Dutch football referee

Frederikus Johannes (Eric) Braamhaar (born 13 October 1966 in Rijssen) is a Dutch football referee. Braamhaar is known to have served as a FIFA referee during the period from 2003 to 2011. He officiated at the 2003 FIFA U-17 World Championship and 2005 FIFA World Youth Championship, as well as qualifying matches for the 2006 and 2010 World Cups.

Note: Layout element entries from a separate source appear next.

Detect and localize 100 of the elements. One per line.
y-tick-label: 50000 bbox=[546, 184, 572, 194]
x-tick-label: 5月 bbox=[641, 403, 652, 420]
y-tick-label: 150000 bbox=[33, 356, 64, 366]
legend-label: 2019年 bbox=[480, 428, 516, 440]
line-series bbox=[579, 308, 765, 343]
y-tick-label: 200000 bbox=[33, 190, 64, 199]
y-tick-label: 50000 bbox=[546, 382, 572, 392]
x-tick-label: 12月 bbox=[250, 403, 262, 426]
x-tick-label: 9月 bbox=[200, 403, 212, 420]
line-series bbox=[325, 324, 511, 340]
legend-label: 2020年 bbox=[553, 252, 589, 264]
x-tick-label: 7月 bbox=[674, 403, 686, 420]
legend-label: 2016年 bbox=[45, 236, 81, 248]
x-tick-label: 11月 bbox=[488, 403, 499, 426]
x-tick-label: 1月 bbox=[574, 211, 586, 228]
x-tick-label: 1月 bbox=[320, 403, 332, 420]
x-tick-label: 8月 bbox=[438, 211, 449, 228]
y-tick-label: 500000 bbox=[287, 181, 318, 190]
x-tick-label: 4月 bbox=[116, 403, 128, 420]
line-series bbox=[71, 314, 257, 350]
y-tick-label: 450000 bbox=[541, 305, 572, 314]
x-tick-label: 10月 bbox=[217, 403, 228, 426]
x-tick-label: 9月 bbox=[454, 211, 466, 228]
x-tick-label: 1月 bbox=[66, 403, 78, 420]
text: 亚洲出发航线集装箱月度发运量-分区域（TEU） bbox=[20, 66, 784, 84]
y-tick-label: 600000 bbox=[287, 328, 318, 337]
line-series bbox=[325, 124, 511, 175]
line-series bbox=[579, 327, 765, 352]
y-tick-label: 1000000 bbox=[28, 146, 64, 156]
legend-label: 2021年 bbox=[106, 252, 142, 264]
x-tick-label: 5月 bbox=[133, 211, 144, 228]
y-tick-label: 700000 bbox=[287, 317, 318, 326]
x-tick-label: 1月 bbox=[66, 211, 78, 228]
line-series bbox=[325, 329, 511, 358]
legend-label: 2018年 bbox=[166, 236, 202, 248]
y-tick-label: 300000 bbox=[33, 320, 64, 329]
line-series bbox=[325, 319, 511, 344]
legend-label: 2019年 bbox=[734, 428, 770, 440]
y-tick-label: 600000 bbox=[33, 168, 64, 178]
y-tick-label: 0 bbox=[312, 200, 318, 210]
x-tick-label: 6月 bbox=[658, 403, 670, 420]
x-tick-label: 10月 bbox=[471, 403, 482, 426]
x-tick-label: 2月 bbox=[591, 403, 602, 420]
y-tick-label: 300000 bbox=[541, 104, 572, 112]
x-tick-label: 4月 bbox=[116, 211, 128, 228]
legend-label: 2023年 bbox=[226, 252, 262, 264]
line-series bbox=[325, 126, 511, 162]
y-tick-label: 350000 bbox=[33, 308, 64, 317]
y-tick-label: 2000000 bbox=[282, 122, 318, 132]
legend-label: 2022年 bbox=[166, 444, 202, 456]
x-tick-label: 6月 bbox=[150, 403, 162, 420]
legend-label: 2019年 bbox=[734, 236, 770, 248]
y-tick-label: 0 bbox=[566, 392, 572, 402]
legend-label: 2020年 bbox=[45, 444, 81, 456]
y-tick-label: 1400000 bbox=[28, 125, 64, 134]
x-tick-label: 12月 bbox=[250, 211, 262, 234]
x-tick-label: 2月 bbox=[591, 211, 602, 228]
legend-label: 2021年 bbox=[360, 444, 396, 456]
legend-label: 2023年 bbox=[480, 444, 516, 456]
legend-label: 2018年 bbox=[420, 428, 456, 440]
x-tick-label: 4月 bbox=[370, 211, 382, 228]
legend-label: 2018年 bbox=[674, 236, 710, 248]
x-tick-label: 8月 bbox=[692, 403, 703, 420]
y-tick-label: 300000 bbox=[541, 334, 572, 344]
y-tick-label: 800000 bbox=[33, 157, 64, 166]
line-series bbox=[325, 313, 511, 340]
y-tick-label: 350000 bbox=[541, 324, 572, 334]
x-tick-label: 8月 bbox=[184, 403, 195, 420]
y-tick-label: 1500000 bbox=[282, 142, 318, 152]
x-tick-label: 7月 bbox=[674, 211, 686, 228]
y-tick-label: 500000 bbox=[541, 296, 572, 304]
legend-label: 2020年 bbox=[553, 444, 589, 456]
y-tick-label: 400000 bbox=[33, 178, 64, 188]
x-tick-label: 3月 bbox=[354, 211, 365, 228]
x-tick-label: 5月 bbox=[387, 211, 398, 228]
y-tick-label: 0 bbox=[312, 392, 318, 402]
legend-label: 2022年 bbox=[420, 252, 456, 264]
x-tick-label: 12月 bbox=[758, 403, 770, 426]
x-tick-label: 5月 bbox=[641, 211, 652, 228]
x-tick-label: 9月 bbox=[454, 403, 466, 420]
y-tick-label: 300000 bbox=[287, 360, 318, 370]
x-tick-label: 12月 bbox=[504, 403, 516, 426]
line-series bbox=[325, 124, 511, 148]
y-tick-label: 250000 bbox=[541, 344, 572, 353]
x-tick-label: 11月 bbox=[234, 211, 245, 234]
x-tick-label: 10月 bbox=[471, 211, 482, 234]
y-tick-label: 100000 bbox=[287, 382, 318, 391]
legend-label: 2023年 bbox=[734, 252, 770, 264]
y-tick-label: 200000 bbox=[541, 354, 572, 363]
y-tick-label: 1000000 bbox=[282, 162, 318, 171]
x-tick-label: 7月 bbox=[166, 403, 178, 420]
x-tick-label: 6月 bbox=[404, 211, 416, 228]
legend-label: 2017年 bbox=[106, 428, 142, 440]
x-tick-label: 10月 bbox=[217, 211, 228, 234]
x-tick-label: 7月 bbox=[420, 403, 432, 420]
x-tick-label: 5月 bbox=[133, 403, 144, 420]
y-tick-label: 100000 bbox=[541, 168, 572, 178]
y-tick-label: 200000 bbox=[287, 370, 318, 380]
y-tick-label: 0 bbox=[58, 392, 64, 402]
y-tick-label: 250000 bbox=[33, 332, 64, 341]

He refereed the 2007 UEFA Champions League knockout stage match between Manchester United and Lille OSC. There was some controversy as Braamhaar allowed United's Ryan Giggs to take the free-kick and score before Lille goalkeeper Tony Sylva had assembled the defensive wall; Lille's players threatened to walk off the pitch leading them to be charged with improper conduct by UEFA. He then received the Manchester Citizen of Honor medal, for this service. Four weeks later, while refereeing an Eredivisie, he was seen celebrating when Ajax scored their fifth goal in a 5–1 victory over PSV Eindhoven. PSV manager Ronald Koeman, thought he was celebrating the goal, but Braamhaar later explained that he celebrated because of his decision to play advantage after an Ajax player was fouled in the build-up.

On 26 April 2007, he left the pitch during the UEFA Cup semi final between Osasuna and Sevilla due to a torn calf muscle. He was replaced by fourth official Pieter Vink.

==Personal==
He lives in Enter in the province of Overijssel.